In seiner schönen Homilie würdigte der konservative Kardinal Schönborn den Verstorbenen so schlicht wie wahr als einen, "der aus dem Gestern für das Morgen schöpfte". Und es war fast ein Affront gegen die anwesenden Royalisten, dass er die Mitschuld Kaiser Franz Josephs am Ersten Weltkrieg nannte, der das Urübel des schrecklichen 20. Jahrhunderts wurde. Otto von Habsburg, sagte Schönborn, habe sein Leben lang versucht, "das Unglück des Ersten Weltkriegs wieder gut zu machen". Man kann eine Barbarei nicht wieder gut machen - genau das aber wollte Otto von Habsburg, auf eigensinnige, naive und zuweilen taktisch kluge Weise. Er war zu sehr Christ, um ein Verhängnis als letztes Wort der Geschichte hinzunehmen. Darin war er groß und aus der Zeit gefallen. Das Requiem im Stephansdom zu Wien endete, in Anwesenheit des österreichischen Bundespräsidenten Heinz Fischer, mit einer Strophe der alten Kaiserhymne. Und so lauteten die letzten Worte, die vor der Grablegung zu hören waren: "Innig bleibt mit Habsburgs Krone Österreichs Geschick vereint." Der Satz hatte nichts von einer Provokation. Er wirkte wie der lapidare, selbstbewusste Hinweis darauf, dass die Republik Österreich gerade in ihrem antimonarchischen Eifer nach wie vor vom Geist der Habsburger mitgeprägt ist.

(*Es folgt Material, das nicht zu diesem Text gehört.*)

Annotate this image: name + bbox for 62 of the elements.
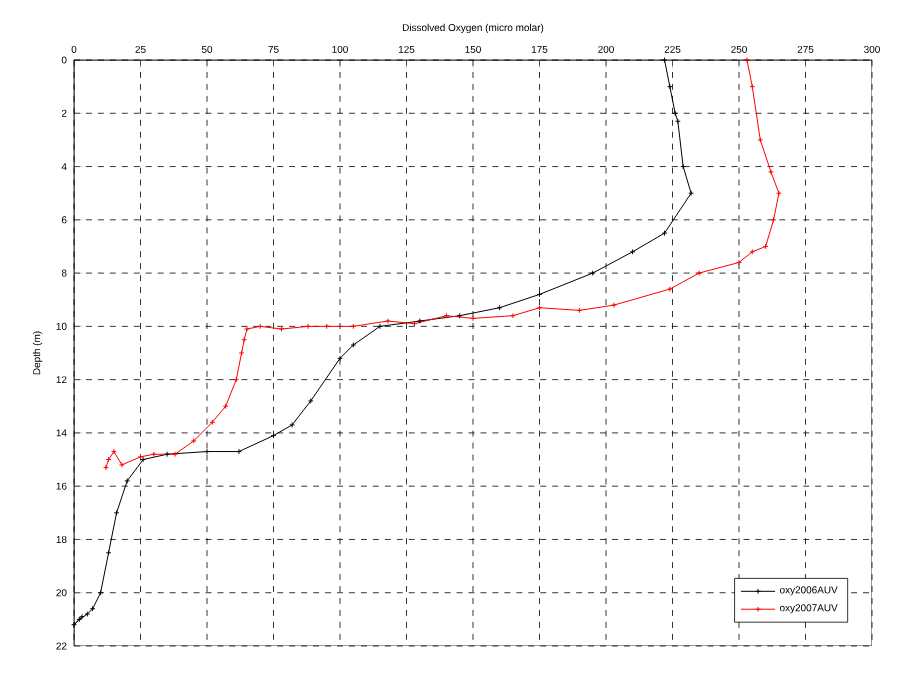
- point: [762, 243, 769, 250]
- point: [666, 286, 673, 292]
- point: [238, 350, 245, 356]
- point: [776, 190, 782, 197]
- point: [257, 323, 264, 330]
- point: [736, 259, 742, 266]
- point: [105, 456, 112, 463]
- point: [71, 621, 77, 628]
- point: [190, 438, 197, 444]
- point: [350, 323, 357, 330]
- point: [97, 589, 104, 596]
- point: [289, 422, 296, 428]
- point: [680, 163, 687, 170]
- point: [209, 419, 216, 426]
- point: [111, 448, 117, 455]
- point: [323, 323, 330, 330]
- point: [350, 342, 357, 348]
- point: [416, 318, 423, 324]
- point: [666, 83, 673, 90]
- point: [337, 355, 343, 362]
- point: [768, 168, 774, 175]
- point: [411, 320, 418, 327]
- point: [278, 326, 285, 332]
- point: [749, 248, 756, 255]
- point: [688, 190, 695, 197]
- point: [172, 451, 178, 458]
- point: [270, 432, 277, 439]
- point: [89, 605, 96, 612]
- point: [749, 83, 756, 90]
- point: [124, 477, 131, 484]
- point: [770, 216, 777, 223]
- point: [164, 451, 170, 458]
- point: [661, 230, 668, 237]
- point: [204, 448, 210, 455]
- point: [757, 137, 764, 143]
- point: [233, 376, 240, 383]
- point: [236, 448, 242, 455]
- point: [470, 315, 476, 322]
- point: [377, 323, 383, 330]
- point: [672, 110, 679, 117]
- point: [241, 336, 248, 343]
- point: [456, 312, 463, 319]
- point: [496, 304, 503, 311]
- point: [222, 403, 229, 410]
- point: [510, 312, 516, 319]
- point: [536, 304, 543, 311]
- point: [118, 461, 125, 468]
- point: [611, 302, 617, 308]
- point: [674, 118, 681, 125]
- point: [307, 398, 314, 404]
- point: [113, 509, 120, 516]
- point: [150, 451, 157, 458]
- point: [244, 326, 250, 332]
- point: [696, 270, 702, 276]
- point: [384, 318, 391, 324]
- point: [589, 270, 596, 276]
- point: [443, 312, 450, 319]
- point: [576, 307, 583, 314]
- point: [629, 248, 636, 255]
- point: [536, 291, 543, 298]
- point: [305, 323, 311, 330]
- point: [105, 549, 112, 556]
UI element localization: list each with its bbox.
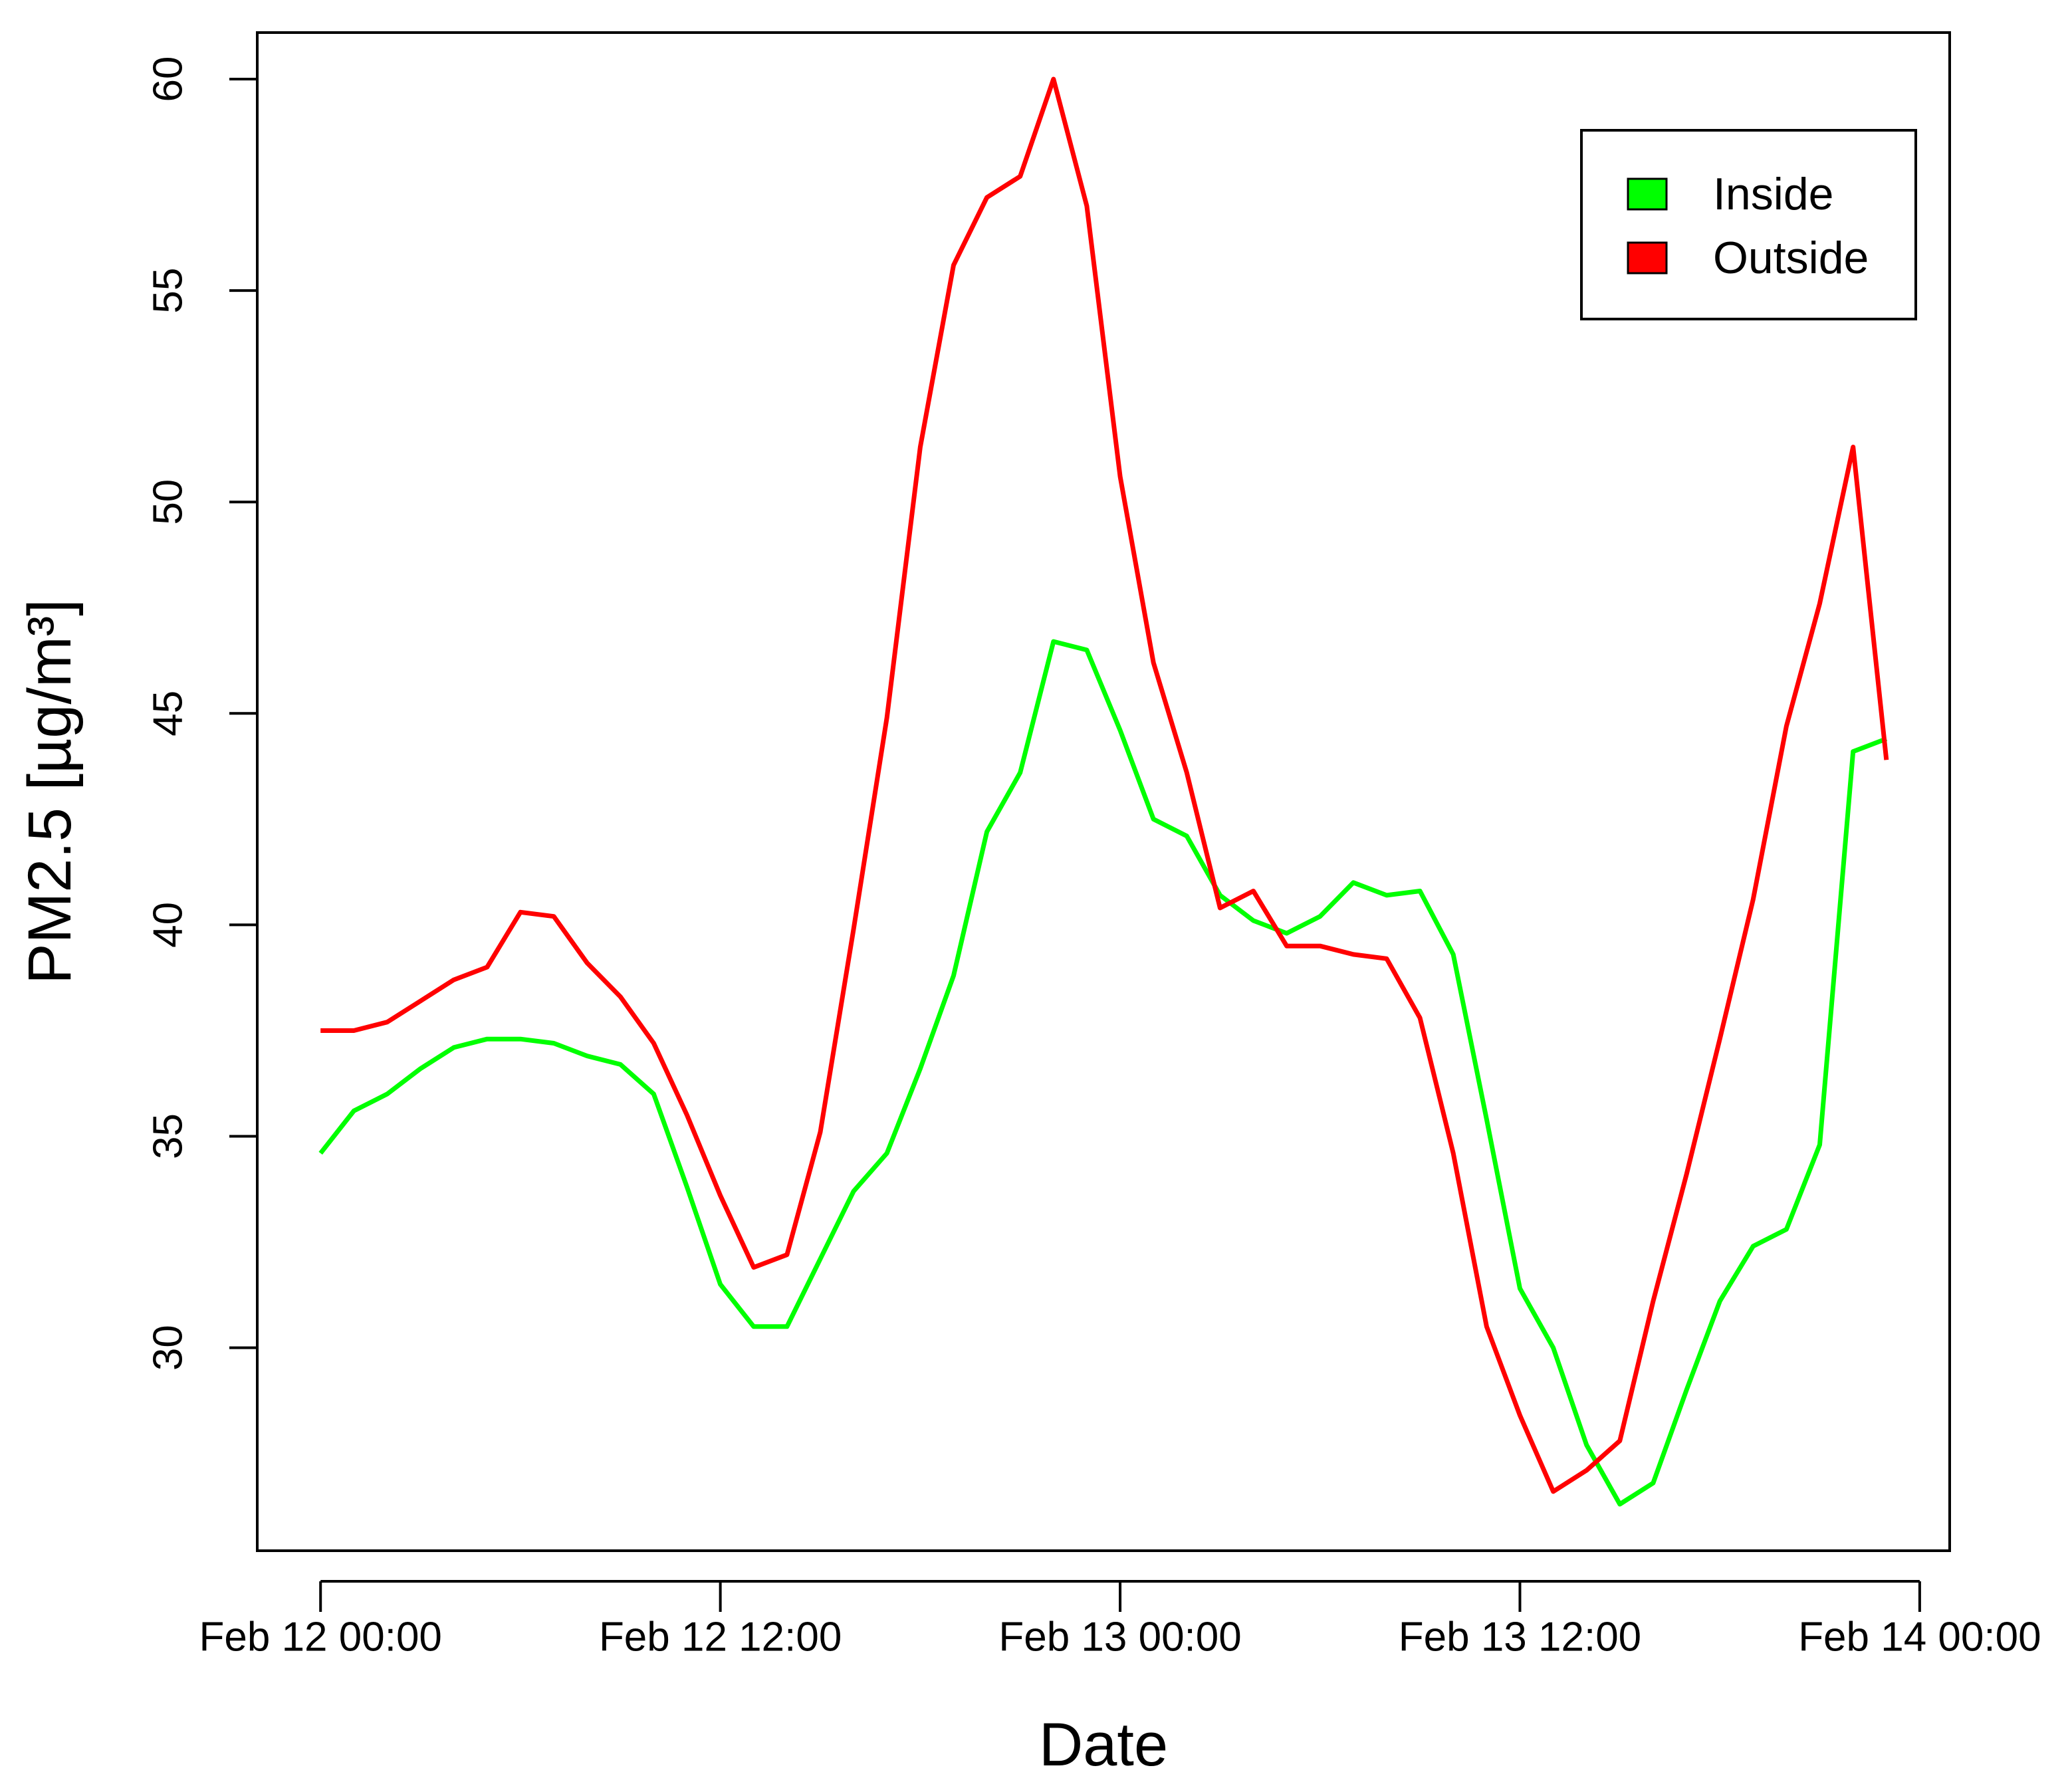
y-tick-label: 30 <box>146 1325 191 1371</box>
y-tick-label: 50 <box>146 479 191 525</box>
y-tick-label: 60 <box>146 56 191 102</box>
series-line-inside <box>318 639 1888 1507</box>
x-tick-label: Feb 13 12:00 <box>1399 1615 1641 1660</box>
x-tick-label: Feb 12 00:00 <box>199 1615 442 1660</box>
x-tick-label: Feb 14 00:00 <box>1798 1615 2041 1660</box>
x-tick-label: Feb 13 00:00 <box>998 1615 1241 1660</box>
y-tick-label: 45 <box>146 691 191 736</box>
y-tick-label: 55 <box>146 268 191 314</box>
legend-label-outside: Outside <box>1713 233 1869 283</box>
x-tick-label: Feb 12 12:00 <box>599 1615 842 1660</box>
series-line-outside <box>320 76 1889 1494</box>
y-axis-title: PM2.5 [µg/m³] <box>16 599 84 984</box>
y-tick-label: 35 <box>146 1113 191 1159</box>
legend-swatch-inside <box>1627 177 1668 211</box>
x-axis-title: Date <box>1039 1711 1168 1779</box>
legend-box <box>1580 129 1917 320</box>
y-tick-label: 40 <box>146 902 191 948</box>
legend-swatch-outside <box>1627 241 1668 275</box>
legend-label-inside: Inside <box>1713 169 1833 219</box>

"Wohin soll ich jetzt?" Das fragte ratlos und ohne Hoffnung auf eine Antwort Joseph Roths Friedrich von Trotta vor der literarischen Kapuzinergruft. Diese liegt am Neuen Markt, der früher Getreidemarkt hieß und ein Ort der Komödianten und Gaukler gewesen war. Joseph Haydn wohnte am Platz, als er die Melodie der Kaiserhymne schrieb. In der Gruft unter der Kapuzinerkirche ruhen 146 Tote, darunter 12 Kaiser und 17 Kaiserinnen: eine wuchtige Parade familiärer und monarchischer Stärke. Der Gruft fehlt indes ganz die Düsternis, die man mit dem Wort Gruft verbindet. Hell ist es darinnen, und in dem Gepränge der Sarkophage feiern Barock und Biedermeier wahre Feste der Sinneslust. Auf dem Doppelsarg von Maria-Theresia thront - sitzend hingestreckt wie eine Schäferin - die Kaiserin samt Ehemann. Otto von Habsburg ruht nun mit seiner Gemahlin in der letzten Kammer, in der noch Platz war: einem mit weißem Marmor ausgeschlagenen Raum mit Jugendstildekor, schlicht, hell, anmutig. Stolz und Demut geben sich die Hand.

Als während der Trauerkondukts nahe der Albertina ein einsamer Demonstrant die Monarchie schmäht und die umstehenden Freunde der Monarchie recht unflätig und mit jenem spiegelbildlichen Ressentiment zurückschmähen, das in diesen Kreises weit verbreitet ist - da nimmt ein junges Mädchen im Gothic-Look und mit absichtsvoll zerrissenen Netzstrümpfen den Demonstranten an die Hand und sagt ihm beruhigend, er solle das doch lieber lassen, niemand müsse einen Kaiser fürchten und hassen.